Transcription

Barbeyrac, Jean, Lettre à Charles Pacius de la Motte, Groningue, 02 août 1738

A Groningue ce 2 Août 1738.

Je reçus Mardi passé, Mon cher Monsieur, vôtre Lettre du 22 Juillet. La correction que vous
avez faite, pag. 146. Not. 19. lig. penult. est très-juste. J’avois mis sans y penser, & Justin, pour
Cabade. Mais il falloit aussi changer les mots avant Cependant Cabade &c. où je dis, par une même erreur,
de l’Empereur, au lieu du Roi (des Huns.) Pour les deux endroits, où Mr W. avoit fait des
changemens considérables, je lui ferai honneur dans les Addenda, de ses conjectures; & cela vaut
mieux, que de les avoïr suivies, en sorte qu’elles fussent sur mon compte, sans que je. Celle, sur la
pag. 145. où il corrige προτρεπομεθα, & met ενετρεπóμεθα, n’est d’aucune conséquence
pour le sens, & est une pure conjecture. Au lieu que l’addition, que j’ai faite, est fondée sur la
Chronique d’Aléxandrie, où la Lettre se trouve à peu près de même. Po L’autre correction (sur
le Duerne V. que je n’ai point, mais j’ai la feuille du Ms.) est assez plausible. Je ne la crois pas
néanmoins si assûrée, qu’on dût la mettre dans le Texte.

Vous avez raison de croire, que le Tite Live, de Crevier sera plus utile à la plûpart des gens,
que celui de Mr Drakenborch. J’admire, comment on peut trouver, que, dans mon Extrait de la
prémiére de ces Editions, je l’ai trop fait valoir. N’ai-je pas critiqué l’Editeur assez souvent?

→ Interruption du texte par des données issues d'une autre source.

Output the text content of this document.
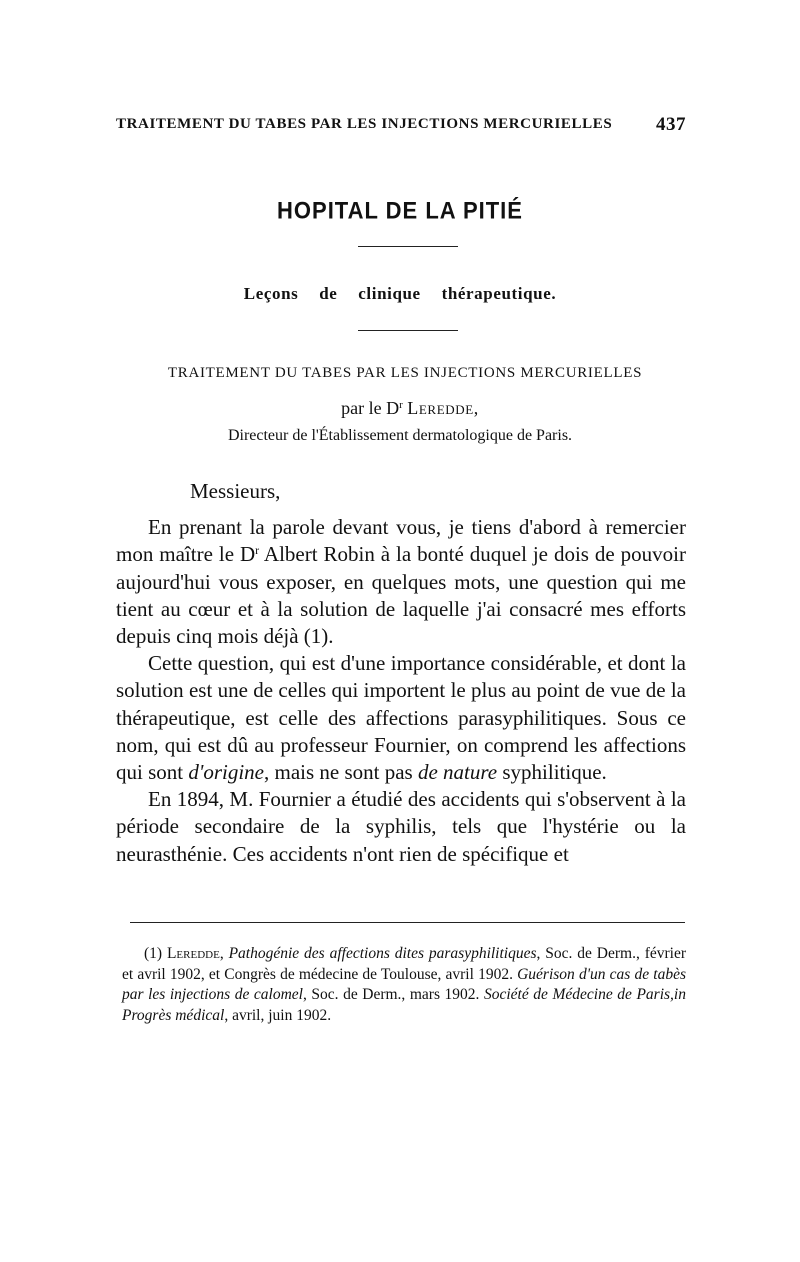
TRAITEMENT DU TABES PAR LES INJECTIONS MERCURIELLES 437
HOPITAL DE LA PITIÉ
Leçons de clinique thérapeutique.
TRAITEMENT DU TABES PAR LES INJECTIONS MERCURIELLES
par le $D^r$ Leredde,
Directeur de l'Établissement dermatologique de Paris.

Messieurs,

En prenant la parole devant vous, je tiens d'abord à remercier mon maître le $D^r$ Albert Robin à la bonté duquel je dois de pouvoir aujourd'hui vous exposer, en quelques mots, une question qui me tient au cœur et à la solution de laquelle j'ai consacré mes efforts depuis cinq mois déjà (1).

Cette question, qui est d'une importance considérable, et dont la solution est une de celles qui importent le plus au point de vue de la thérapeutique, est celle des affections parasyphilitiques. Sous ce nom, qui est dû au professeur Fournier, on comprend les affections qui sont d'origine, mais ne sont pas de nature syphilitique.

En 1894, M. Fournier a étudié des accidents qui s'observent à la période secondaire de la syphilis, tels que l'hystérie ou la neurasthénie. Ces accidents n'ont rien de spécifique et

(1) Leredde, Pathogénie des affections dites parasyphilitiques, Soc. de Derm., février et avril 1902, et Congrès de médecine de Toulouse, avril 1902. Guérison d'un cas de tabès par les injections de calomel, Soc. de Derm., mars 1902. Société de Médecine de Paris,in Progrès médical, avril, juin 1902.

Et pour ce qui
choque le plus ceux qui ne sauroient goûter que des Notes chargées de fatras, de diverses leçons;
n’ai-je pas rapporté simplement en historien ce que dit l’Editeur? Mais on ne peut souffrir,
que je dise quelque bien de Mr Le Clerc. A la bonne heure. Qu’on le haïsse tant qu’on voudra.
Quand je n’aurois eû avec lui la moindre rélation pendant sa vie, j’en userois de même. Je rendrai
toûjours justice à chacun, autant que je pourrai. J’ai un Extrait, à peu près fait, de l’Hésiode
publié à Oxford par Mr Robinson. Vous verrez que là encore je prends quelquefois le parti de
Mr Le Clerc, contre l’Editeur, Théologien, mais entêté de son Auteur.

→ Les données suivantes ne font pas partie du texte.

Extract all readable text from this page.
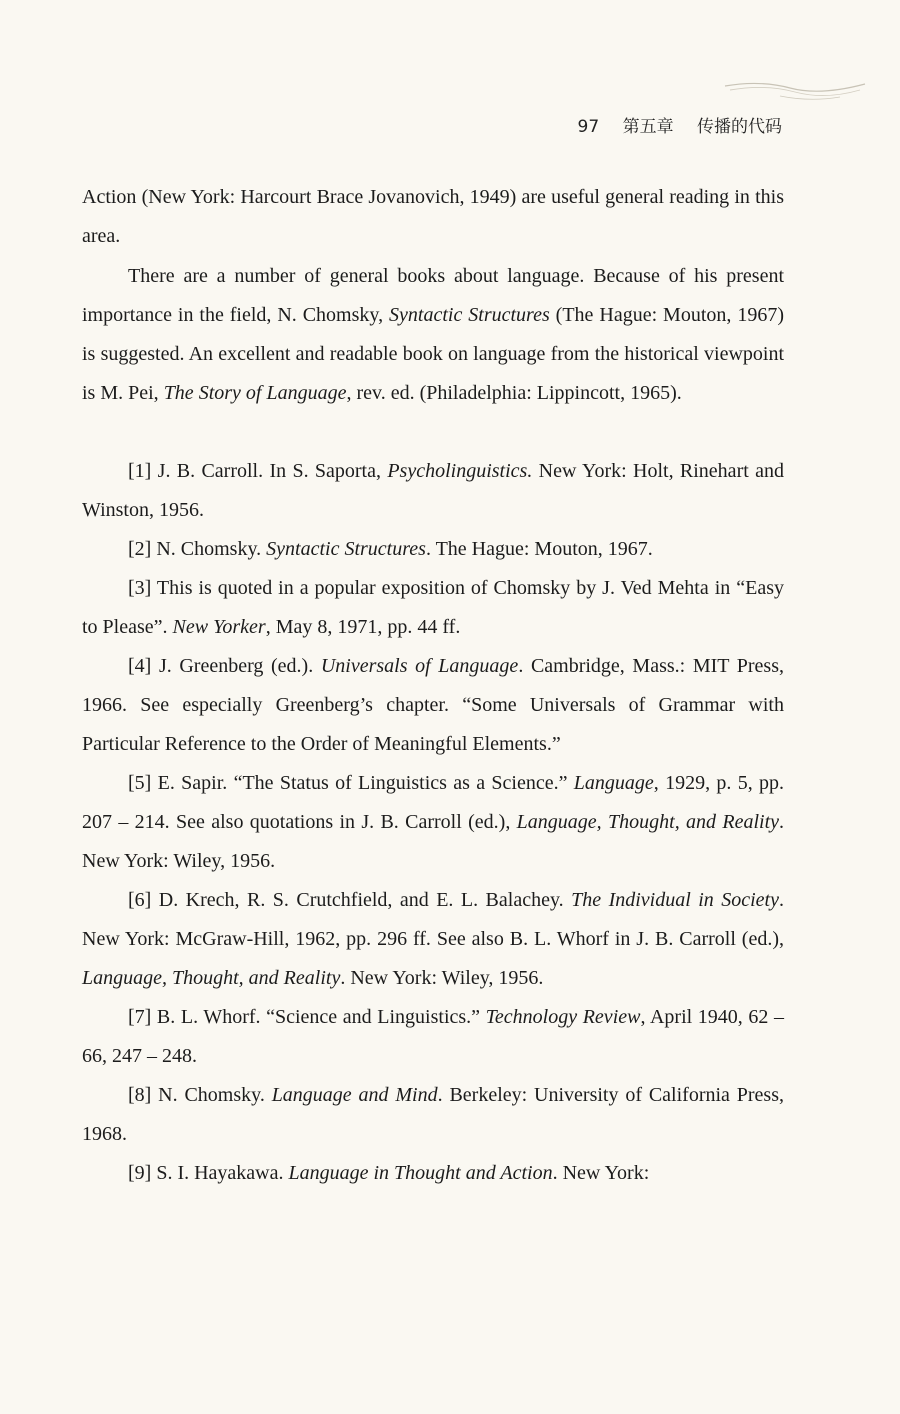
97 第五章 传播的代码

Action (New York: Harcourt Brace Jovanovich, 1949) are useful general reading in this area.

There are a number of general books about language. Because of his present importance in the field, N. Chomsky, Syntactic Structures (The Hague: Mouton, 1967) is suggested. An excellent and readable book on language from the historical viewpoint is M. Pei, The Story of Language, rev. ed. (Philadelphia: Lippincott, 1965).

[1] J. B. Carroll. In S. Saporta, Psycholinguistics. New York: Holt, Rinehart and Winston, 1956.

[2] N. Chomsky. Syntactic Structures. The Hague: Mouton, 1967.

[3] This is quoted in a popular exposition of Chomsky by J. Ved Mehta in “Easy to Please”. New Yorker, May 8, 1971, pp. 44 ff.

[4] J. Greenberg (ed.). Universals of Language. Cambridge, Mass.: MIT Press, 1966. See especially Greenberg’s chapter. “Some Universals of Grammar with Particular Reference to the Order of Meaningful Elements.”

[5] E. Sapir. “The Status of Linguistics as a Science.” Language, 1929, p. 5, pp. 207 – 214. See also quotations in J. B. Carroll (ed.), Language, Thought, and Reality. New York: Wiley, 1956.

[6] D. Krech, R. S. Crutchfield, and E. L. Balachey. The Individual in Society. New York: McGraw-Hill, 1962, pp. 296 ff. See also B. L. Whorf in J. B. Carroll (ed.), Language, Thought, and Reality. New York: Wiley, 1956.

[7] B. L. Whorf. “Science and Linguistics.” Technology Review, April 1940, 62 – 66, 247 – 248.

[8] N. Chomsky. Language and Mind. Berkeley: University of California Press, 1968.

[9] S. I. Hayakawa. Language in Thought and Action. New York:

Je suis surpris de ce que vous m’apprenez, qu’à Paris on pense déja à rimprimer mon
Histoire, quand elle paroîtra. Je m’imagine que les Libraires pourront prévenir cela, en s’ac=
commodant avec les Libraires, comme fît Kuyper, pour un nombre d’exemplaires. En tout cas,
de la maniére qu’on imprime en France, où l’on n’a point de bons Correcteurs, cette Edition, à
mon avis, se décrieroit, par le grand nombre de fautes qui s’y glisseroient infailliblement.
Le silence des Journalistes de Paris, sur mon Traité du Jeu, ne me surprend point. Quand le
passé ne feroit pas voir quelque affectation à ne point parler de ce que j’ai publié; j’ai
toûjours cru, que la Lettre de Mr l’Abbé Bignon, & la mienne, publiées dans cette Edition,
feroit qu’ils ne sauroient comment s’y prendre, par rapport aux plaintes contre les
Auteurs du Journal, auxquels ils ont succédé.

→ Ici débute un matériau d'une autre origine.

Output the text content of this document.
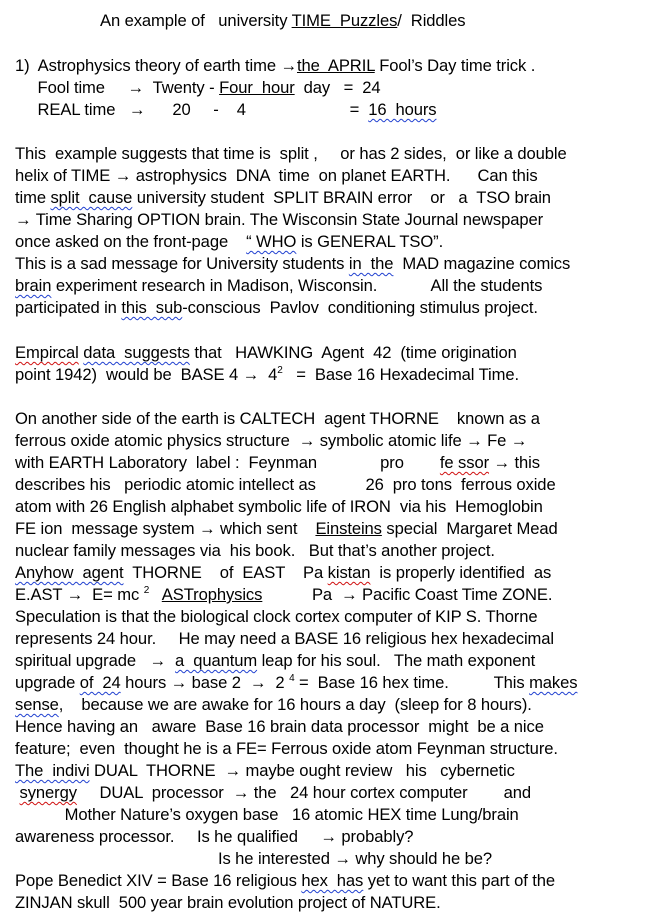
An example of   university TIME  Puzzles/  Riddles
1)  Astrophysics theory of earth time →the  APRIL Fool’s Day time trick .
Fool time     →  Twenty - Four  hour  day   =  24
REAL time   →      20     -    4                       =  16  hours
This  example suggests that time is  split ,     or has 2 sides,  or like a double
helix of TIME → astrophysics  DNA  time  on planet EARTH.      Can this
time split  cause university student  SPLIT BRAIN error    or   a  TSO brain
→ Time Sharing OPTION brain. The Wisconsin State Journal newspaper
once asked on the front-page    “ WHO is GENERAL TSO”.
This is a sad message for University students in  the  MAD magazine comics
brain experiment research in Madison, Wisconsin.            All the students
participated in this  sub-conscious  Pavlov  conditioning stimulus project.
Empircal data  suggests that   HAWKING  Agent  42  (time origination
point 1942)  would be  BASE $4 \to 4^2$   =  Base 16 Hexadecimal Time.
On another side of the earth is CALTECH  agent THORNE    known as a
ferrous oxide atomic physics structure  → symbolic atomic life → Fe →
with EARTH Laboratory  label :  Feynman              pro        fe ssor → this
describes his   periodic atomic intellect as           26  pro tons  ferrous oxide
atom with 26 English alphabet symbolic life of IRON  via his  Hemoglobin
FE ion  message system → which sent    Einsteins special  Margaret Mead
nuclear family messages via  his book.   But that’s another project.
Anyhow  agent  THORNE    of  EAST    Pa kistan  is properly identified  as
E.AST →  E= mc $^2$ ASTrophysics           Pa  → Pacific Coast Time ZONE.
Speculation is that the biological clock cortex computer of KIP S. Thorne
represents 24 hour.     He may need a BASE 16 religious hex hexadecimal
spiritual upgrade   →  a  quantum leap for his soul.   The math exponent
upgrade of  24 hours → base 2  →  2 $^4$ =  Base 16 hex time.          This makes
sense,    because we are awake for 16 hours a day  (sleep for 8 hours).
Hence having an   aware  Base 16 brain data processor  might  be a nice
feature;  even  thought he is a FE= Ferrous oxide atom Feynman structure.
The  indivi DUAL  THORNE  → maybe ought review   his   cybernetic
synergy     DUAL  processor  → the   24 hour cortex computer        and
Mother Nature’s oxygen base   16 atomic HEX time Lung/brain
awareness processor.     Is he qualified     → probably?
Is he interested → why should he be?
Pope Benedict XIV = Base 16 religious hex  has yet to want this part of the
ZINJAN skull  500 year brain evolution project of NATURE.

Je savois déja la vocation de Mr Scheltinga a Leide; & qu’il n’a rien publié, que
sa Dissertation pour prendre le degré de Docteur. On m’avoit dit, qu’il avoit eû cette
place, à la recommandation de Mr de Bynkersoek. J’eus occasion d’en parler avec
Mr d’Aduard, qui vint, il y a quelques semaines, de la Haye, faire un tour à sa
campagne. Il me dit, que non; & qu’au contraire Mr de Bynk. exhortoit fort à
appeller Mr Otto; assûrant qu’il étoit mécontent à Utrecht, où la faction de ses
Patrons a du dessous; & qu’il ne doutoit point qu’il n’acceptât la vocation. Pour le
Frére de Mr Vitriarius, je ne le connois point.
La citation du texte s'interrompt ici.